Monday 29 October 2018

Tips For Creating Effective Retail Storefront Signage

By Kimberly Parker


If you're in the retail business, you need customers. If you own a brick and mortar establishment, you have to get those customers inside in order to buy your product. You will need a multiple pronged advertising approach that includes a great website, local media advertising, promotional mailers, and community outreach. In addition to all this, you must have effective retail storefront signage. There are a few tried and true design tips that will solve the mistakes business owners make in this area of advertising.

Your signs must be visible to your customers. Before putting signs in the window or above your door, you need to look around and decide what location is most likely to maximize the sign's effectiveness. After determining that, you can go on to choose the size, design, and amount of copy it needs to have. It is critical that your signage be visible and legible.
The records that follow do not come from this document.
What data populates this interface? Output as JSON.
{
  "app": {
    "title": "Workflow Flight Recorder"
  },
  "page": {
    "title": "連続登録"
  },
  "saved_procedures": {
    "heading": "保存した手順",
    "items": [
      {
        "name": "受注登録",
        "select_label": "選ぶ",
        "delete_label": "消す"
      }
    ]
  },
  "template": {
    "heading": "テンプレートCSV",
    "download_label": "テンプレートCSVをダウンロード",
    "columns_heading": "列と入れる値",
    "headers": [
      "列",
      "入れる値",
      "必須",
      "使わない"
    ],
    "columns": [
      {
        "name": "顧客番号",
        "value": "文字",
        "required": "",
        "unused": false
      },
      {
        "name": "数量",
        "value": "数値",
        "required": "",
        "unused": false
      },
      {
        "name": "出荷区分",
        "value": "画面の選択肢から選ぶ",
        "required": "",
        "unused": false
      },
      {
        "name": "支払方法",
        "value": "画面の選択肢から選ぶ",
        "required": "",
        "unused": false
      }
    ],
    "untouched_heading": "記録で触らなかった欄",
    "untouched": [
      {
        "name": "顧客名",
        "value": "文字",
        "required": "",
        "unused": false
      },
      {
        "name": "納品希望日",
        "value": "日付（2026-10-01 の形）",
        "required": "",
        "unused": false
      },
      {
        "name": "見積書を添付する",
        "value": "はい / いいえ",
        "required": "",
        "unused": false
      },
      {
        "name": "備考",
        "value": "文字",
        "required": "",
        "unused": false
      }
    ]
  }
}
Don't clutter the sign with copy and graphics. It's tempting for some inexperienced owners to try and fill all the available space on their sign with clever graphics and written information. When they do this, the reader's eye doesn't know where to go. The result for a potential customer, just glancing at the sign through a window, is confusion. It certainly won't stop them and convince them to enter the store.

Along the same lines, don't be afraid of white space. It's already been established that too much stuff on a sign makes it hard to read. White space helps the customer's eye move through your copy. You need to leave about forty percent of your sign blank. That might be hard to do at first, but if you follow this rule your sign will be easy to read, concise, and clear.

Choose your typefaces, or fonts, carefully. A lot of people mistakenly believe using all capital letters makes their signs look bolder, bigger, and easier to read. Unfortunately, when everything is capitalized, the customer's eye can't navigate the words. Copy that is printed in lower and upper case leads the customer's eye through the your copy making it easier to read.

Borders are effective, especially if you are trying to capture the attention of automobile traffic. Borders pull the reader's eye to your sign and then into the sign. Graphics, used carefully, can be effective in getting the attention of the public. Full color graphics are more effective than black and white or two color graphics.

Color combinations matter. You need plenty of contract between your background and foreground colors. If you choose a black background, be sure the copy is in a light color such as white or yellow. The same goes for a white background. Be careful with a dark background. It is harder to read light colored copy against a dark background than the reverse.

Advertising isn't cheap. You don't want to waste your money on ineffective signage. You can make your signs pop, without spending more money, by following these smart strategies.